Fairfax County poised to end fines for overdue library materials

Fairfax County Public Library branches that serve low-income neighborhoods, including Reston Regional Library, tend to have more cards blocked due to fines

After a slight delay, Fairfax County Public Library has come to the same realization as dozens of other library systems in the D.C. area and across the country: that fining patrons for overdue materials doesn’t work.

The library’s Board of Trustees got informal but clear support from the Fairfax County Board of Supervisors at a joint meeting yesterday (Tuesday) to stop FCPL’s practice of charging late fees for unreturned books, DVDs, and other resources.

The trustees must still officially vote to eliminate library fines, but if that happens in November or December as anticipated, the new fine-free policy will take effect on Jan. 1, 2022, FCPL Director Jessica Hudson told the Board of Supervisors, noting that people will still be expected to pay back the cost of lost or damaged items.

“I have not heard anyone on this board that doesn’t wholeheartedly support [the fine-free strategy],” Board of Supervisors Chairman Jeff McKay said. “So, [I] look forward to the library board moving forward with that, and being able to accomplish that would be, I think, a big win for all our users.”

Fines Affect Library Access

Inspired by the One Fairfax policy, which commits the county to considering racial and social equity in its policies and decision-making, the FCPL Board of Trustees started exploring the idea of eliminating fines with the creation of an ad hoc committee in April.

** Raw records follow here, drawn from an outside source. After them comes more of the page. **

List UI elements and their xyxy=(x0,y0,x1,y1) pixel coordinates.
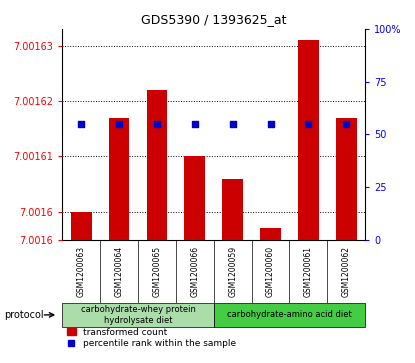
Text: GSM1200064: GSM1200064 xyxy=(115,246,124,297)
Text: GSM1200060: GSM1200060 xyxy=(266,246,275,297)
Bar xyxy=(298,40,319,240)
Text: GSM1200065: GSM1200065 xyxy=(152,246,161,297)
Title: GDS5390 / 1393625_at: GDS5390 / 1393625_at xyxy=(141,13,286,26)
Bar xyxy=(260,228,281,240)
Bar xyxy=(184,156,205,240)
Text: carbohydrate-whey protein
hydrolysate diet: carbohydrate-whey protein hydrolysate di… xyxy=(81,305,195,325)
FancyBboxPatch shape xyxy=(214,303,365,327)
Point xyxy=(78,121,85,127)
Bar xyxy=(222,179,243,240)
Bar xyxy=(71,212,92,240)
Text: GSM1200066: GSM1200066 xyxy=(190,246,199,297)
Point xyxy=(229,121,236,127)
FancyBboxPatch shape xyxy=(62,303,214,327)
Point xyxy=(343,121,349,127)
Text: carbohydrate-amino acid diet: carbohydrate-amino acid diet xyxy=(227,310,352,319)
Text: GSM1200059: GSM1200059 xyxy=(228,246,237,297)
Legend: transformed count, percentile rank within the sample: transformed count, percentile rank withi… xyxy=(67,327,236,348)
Point xyxy=(267,121,274,127)
Bar xyxy=(336,118,356,240)
Text: GSM1200061: GSM1200061 xyxy=(304,246,313,297)
Point xyxy=(116,121,122,127)
Text: protocol: protocol xyxy=(4,310,44,320)
Bar xyxy=(146,90,167,240)
Point xyxy=(305,121,312,127)
Text: GSM1200062: GSM1200062 xyxy=(342,246,351,297)
Text: GSM1200063: GSM1200063 xyxy=(77,246,85,297)
Bar xyxy=(109,118,129,240)
Point xyxy=(191,121,198,127)
Point xyxy=(154,121,160,127)
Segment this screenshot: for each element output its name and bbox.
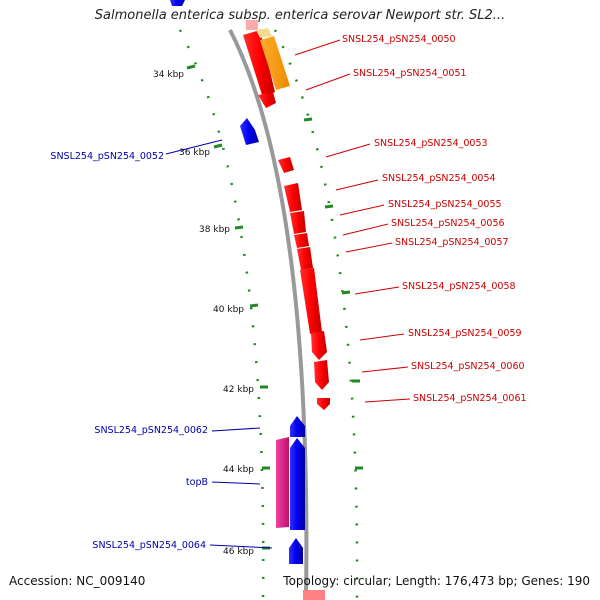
gene-feature: [290, 416, 305, 437]
gene-feature: [170, 0, 185, 6]
gene-feature: [297, 247, 313, 270]
gene-label[interactable]: SNSL254_pSN254_0053: [374, 138, 488, 149]
gene-label[interactable]: SNSL254_pSN254_0058: [402, 281, 516, 292]
gene-feature: [294, 233, 309, 248]
gene-label[interactable]: SNSL254_pSN254_0057: [395, 237, 509, 248]
gene-feature: [246, 20, 258, 30]
tick-label: 46 kbp: [223, 547, 254, 557]
leader-lines-red: [294, 39, 411, 403]
inner-dotted-ring: [178, 29, 265, 600]
gene-label[interactable]: SNSL254_pSN254_0052: [50, 151, 164, 162]
gene-label[interactable]: SNSL254_pSN254_0056: [391, 218, 505, 229]
tick-label: 42 kbp: [223, 385, 254, 395]
gene-label[interactable]: topB: [186, 477, 208, 488]
gene-feature: [290, 438, 305, 530]
gene-feature: [243, 30, 275, 98]
gene-feature: [240, 118, 259, 145]
gene-label[interactable]: SNSL254_pSN254_0055: [388, 199, 502, 210]
gene-feature: [317, 398, 330, 410]
gene-feature-orange: [256, 28, 272, 38]
gene-feature: [290, 211, 306, 234]
gene-label[interactable]: SNSL254_pSN254_0060: [411, 361, 525, 372]
gene-label[interactable]: SNSL254_pSN254_0054: [382, 173, 496, 184]
tick-label: 38 kbp: [199, 225, 230, 235]
gene-label[interactable]: SNSL254_pSN254_0050: [342, 34, 456, 45]
tick-label: 40 kbp: [213, 305, 244, 315]
gene-label[interactable]: SNSL254_pSN254_0064: [92, 540, 206, 551]
gene-feature-orange: [260, 36, 290, 90]
accession-text: Accession: NC_009140: [9, 574, 146, 588]
reverse-strand-genes: [243, 20, 330, 600]
gene-feature: [284, 183, 302, 212]
gene-label[interactable]: SNSL254_pSN254_0062: [94, 425, 208, 436]
gene-label[interactable]: SNSL254_pSN254_0051: [353, 68, 467, 79]
tick-label: 36 kbp: [179, 148, 210, 158]
gene-feature: [300, 268, 322, 334]
gene-feature: [303, 590, 325, 600]
gene-label[interactable]: SNSL254_pSN254_0059: [408, 328, 522, 339]
gene-feature: [258, 92, 276, 108]
gene-feature-pink: [276, 437, 289, 528]
map-title: Salmonella enterica subsp. enterica sero…: [94, 8, 506, 23]
gene-label[interactable]: SNSL254_pSN254_0061: [413, 393, 527, 404]
forward-strand-genes: [170, 0, 305, 564]
gene-feature: [314, 360, 329, 390]
gene-feature: [278, 157, 294, 173]
tick-marks: [186, 64, 363, 550]
tick-label: 34 kbp: [153, 70, 184, 80]
topology-summary: Topology: circular; Length: 176,473 bp; …: [283, 574, 590, 588]
backbone-ring: [228, 29, 309, 600]
gene-feature: [289, 538, 303, 564]
leader-lines-blue: [165, 139, 273, 549]
tick-label: 44 kbp: [223, 465, 254, 475]
gene-feature: [311, 331, 327, 360]
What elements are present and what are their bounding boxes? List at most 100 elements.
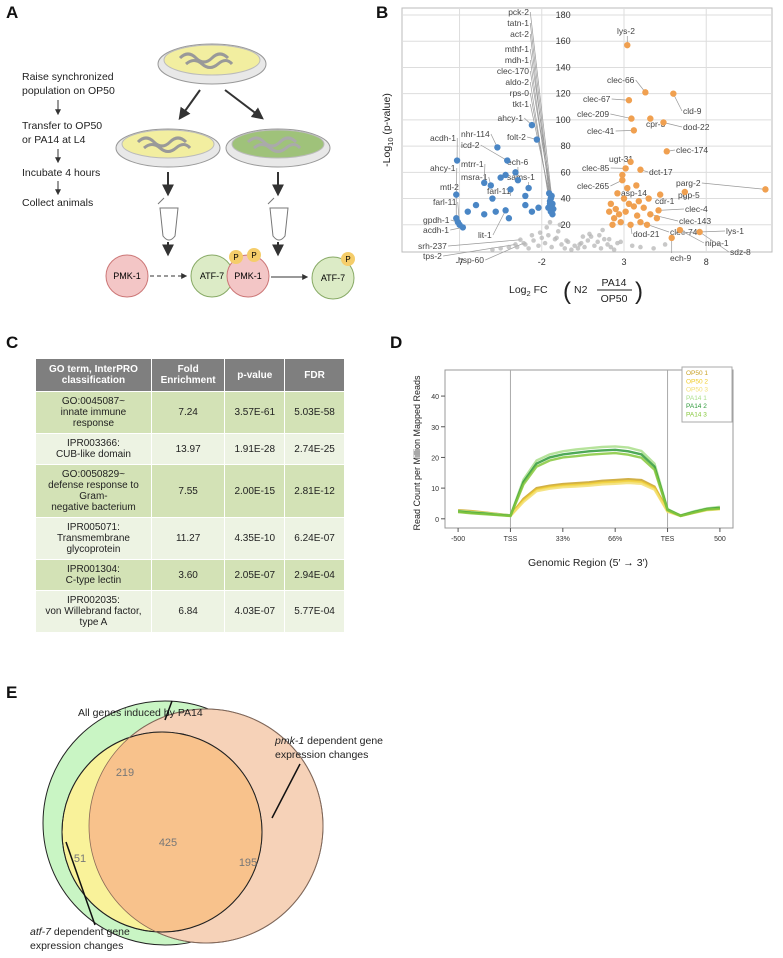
point bbox=[555, 229, 561, 234]
table-row: IPR001304: C-type lectin 3.60 2.05E-07 2.94E… bbox=[35, 559, 345, 591]
gene-label: mthf-1 bbox=[505, 44, 529, 54]
legend-entry: PA14 1 bbox=[686, 395, 707, 402]
table-cell: 5.77E-04 bbox=[284, 590, 345, 633]
table-cell: IPR001304: C-type lectin bbox=[35, 559, 152, 591]
tube bbox=[267, 197, 289, 241]
point bbox=[481, 211, 488, 218]
point bbox=[572, 243, 577, 249]
gene-label: acdh-1 bbox=[423, 225, 449, 235]
x-label-part: N2 bbox=[574, 284, 588, 296]
point bbox=[629, 243, 635, 249]
phospho-label: P bbox=[345, 255, 350, 264]
x-tick-label: -500 bbox=[451, 536, 465, 543]
label-line: expression changes bbox=[30, 940, 123, 952]
y-tick-label: 160 bbox=[556, 36, 571, 46]
point bbox=[647, 115, 654, 122]
table-cell: 6.84 bbox=[150, 590, 226, 633]
point bbox=[539, 235, 545, 241]
phospho-label: P bbox=[233, 253, 238, 262]
leader-line bbox=[529, 70, 554, 210]
gene-label: cdr-1 bbox=[655, 196, 675, 206]
table-cell: 6.24E-07 bbox=[284, 517, 345, 560]
point bbox=[660, 119, 667, 126]
y-tick-label: 140 bbox=[556, 62, 571, 72]
point bbox=[642, 89, 649, 96]
x-tick-label: TSS bbox=[504, 536, 518, 543]
x-label-part: Log bbox=[509, 284, 527, 296]
point bbox=[545, 190, 553, 197]
point bbox=[633, 182, 640, 189]
point bbox=[557, 222, 563, 228]
x-label-part: FC bbox=[531, 284, 548, 296]
gene-label: lys-2 bbox=[617, 26, 635, 36]
y-label-part: -Log bbox=[381, 146, 393, 167]
gene-label: mtrr-1 bbox=[461, 159, 484, 169]
gene-label: clec-265 bbox=[577, 181, 609, 191]
table-cell: 2.00E-15 bbox=[224, 464, 286, 518]
gene-label: tps-2 bbox=[423, 251, 442, 261]
gene-label: lys-1 bbox=[726, 226, 744, 236]
gene-label: sdz-8 bbox=[730, 247, 751, 257]
y-tick-label: 180 bbox=[556, 10, 571, 20]
gene-label: pgp-5 bbox=[678, 190, 700, 200]
point bbox=[651, 246, 656, 251]
gene-label: tkt-1 bbox=[512, 99, 529, 109]
gene-label: clec-174 bbox=[676, 145, 708, 155]
venn-label: pmk-1 dependent gene expression changes bbox=[274, 735, 383, 761]
point bbox=[625, 97, 633, 104]
step: or PA14 at L4 bbox=[22, 134, 86, 146]
table-cell: 2.94E-04 bbox=[284, 559, 345, 591]
table-cell: IPR005071: Transmembrane glycoprotein bbox=[35, 517, 152, 560]
point bbox=[587, 231, 592, 237]
leader-line bbox=[443, 244, 516, 257]
leader-line bbox=[701, 182, 766, 190]
point bbox=[655, 207, 662, 214]
gene-label: nhr-114 bbox=[461, 129, 490, 139]
node-label: ATF-7 bbox=[200, 271, 224, 281]
point bbox=[518, 237, 523, 243]
venn-count: 425 bbox=[159, 837, 177, 849]
point bbox=[498, 246, 503, 251]
table-cell: 5.03E-58 bbox=[284, 391, 345, 434]
gene-label: ahcy-1 bbox=[497, 113, 523, 123]
gene-label: clec-4 bbox=[685, 204, 708, 214]
gene-label: clec-85 bbox=[582, 163, 610, 173]
header-cell: FDR bbox=[284, 358, 345, 392]
point bbox=[640, 204, 647, 211]
point bbox=[454, 218, 462, 226]
point bbox=[490, 247, 495, 252]
table-row: IPR003366: CUB-like domain 13.97 1.91E-28 2.… bbox=[35, 433, 345, 465]
y-label-part: (p-value) bbox=[381, 93, 393, 137]
header-row: GO term, InterPRO classification Fold Enr… bbox=[35, 358, 345, 392]
table-cell: 2.81E-12 bbox=[284, 464, 345, 518]
table-cell: 7.55 bbox=[150, 464, 226, 518]
venn-overlap bbox=[89, 732, 262, 932]
gene-label: clec-170 bbox=[497, 66, 529, 76]
series-line bbox=[457, 451, 720, 518]
gene-label: clec-209 bbox=[577, 109, 609, 119]
venn-diagram: 219 51 425 195 All genes induced by PA14… bbox=[30, 700, 383, 952]
step: Raise synchronized bbox=[22, 71, 114, 83]
point bbox=[637, 218, 644, 226]
node-label: ATF-7 bbox=[321, 273, 345, 283]
gene-label: icd-2 bbox=[461, 140, 480, 150]
gene-label: pck-2 bbox=[508, 7, 529, 17]
leader-line bbox=[529, 11, 552, 196]
gene-label: clec-67 bbox=[583, 94, 611, 104]
step: Collect animals bbox=[22, 197, 93, 209]
point bbox=[494, 144, 501, 151]
x-label-numerator: PA14 bbox=[602, 277, 627, 289]
cell-line: defense response to Gram- bbox=[48, 480, 139, 502]
arrow bbox=[224, 89, 264, 120]
point bbox=[653, 215, 661, 222]
point bbox=[569, 247, 574, 252]
gene-label: ech-6 bbox=[507, 157, 529, 167]
leader-line bbox=[673, 93, 683, 112]
cell-line: IPR003366: bbox=[67, 438, 120, 449]
point bbox=[643, 221, 651, 228]
legend-entry: PA14 2 bbox=[686, 403, 707, 410]
gene-label: acdh-1 bbox=[430, 133, 456, 143]
venn-count: 195 bbox=[239, 857, 257, 869]
gene-label: cld-9 bbox=[683, 106, 702, 116]
point bbox=[681, 188, 689, 196]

Tasked with reviewing trends and determining the effectiveness of fines, the committee found that fines are not only futile at incentivizing the timely return of materials, but instead, actually discourage people from returning overdue items and utilizing library services.

“If you have a book checked out, and it’s a month late, and you know that you’ve got fines accrued on it, it doesn’t really make you want to run into the library and quickly turn it in and pay your fine,” Hudson said. “Instead, it acts as a punitive measure that ensures that some members of our population are never going to come back to the library.”

The committee recommended that FCPL eliminate fines at a Board of Trustees meeting on July 14, citing the policy’s ineffectiveness, its disproportionate impact on youth and low-income communities, and declining revenue from fines in a statement that the board accepted on Sept. 8.

According to the committee, 17% of the approximately 420,000 library cardholders that FCPL had prior to the pandemic — including 23% of cardholders younger than 18 — had their cards blocked because their accounts carried more than $15 in outstanding fines.

The number of blocked cards correlated closely with neighborhood income, with low-income areas served by the Reston, City of Fairfax, George Mason, Kingstowne, and Sherwood regional libraries having particularly high rates, according to Hudson.

The committee also reported that the revenue FCPL gets from fines, which goes into the county’s general fund, has been decreasing throughout the past decade, dropping from $1.3 million in fiscal year 2010 to just $127,067 in FY 2021.

“Is the effort of collecting those dollars really worth all of the negative impact that’s associated with it?” Hudson said, attributing the decline to the introduction of auto-renewals and an increase in usage of electronic materials that don’t accrue fines.

Better Late Than Never

Assuming the policy change is approved, Fairfax County will be the last jurisdiction in the D.C. region to end the use of library fines, a trend that started with Loudoun County in 2019 and continued most recently the City of Alexandria and Prince William County on July 1.

However, FCPL got some practice in going fine-free last year, when the COVID-19 pandemic closed all 22 branches, prompting the system to suspend fine collections for overdue materials from March through August.

Even before the pandemic, FCPL had implemented initiatives intended to make it easier for people to pay off their fines, partnering with the nonprofit Food for Others on a “Food for Fines” program in 2018 and introducing a “Read Away Your Fines” program in 2019.

It also joined forces with Fairfax County Public Schools on the fine-free Library Equity Access Pass program, which lets all students access public libraries without a library card. The program was piloted at one branch in 2019 before going countywide in October 2020.

The benefits of fully eliminating fines could be realized immediately, according to Sujatha Hampton, who represents Dranesville District on the trustees board and chaired the ad hoc fine review committee.

She noted that other library systems have seen spikes in returns after suspending the use of fines, including one case in San Francisco where a man returned a book that had been overdue for 100 years.

“The lifting of fines is associated with the return of the books,” Hampton said. “So, we could imagine that just putting this in place and strongly advertising it would bring back a flood of books that have been out.”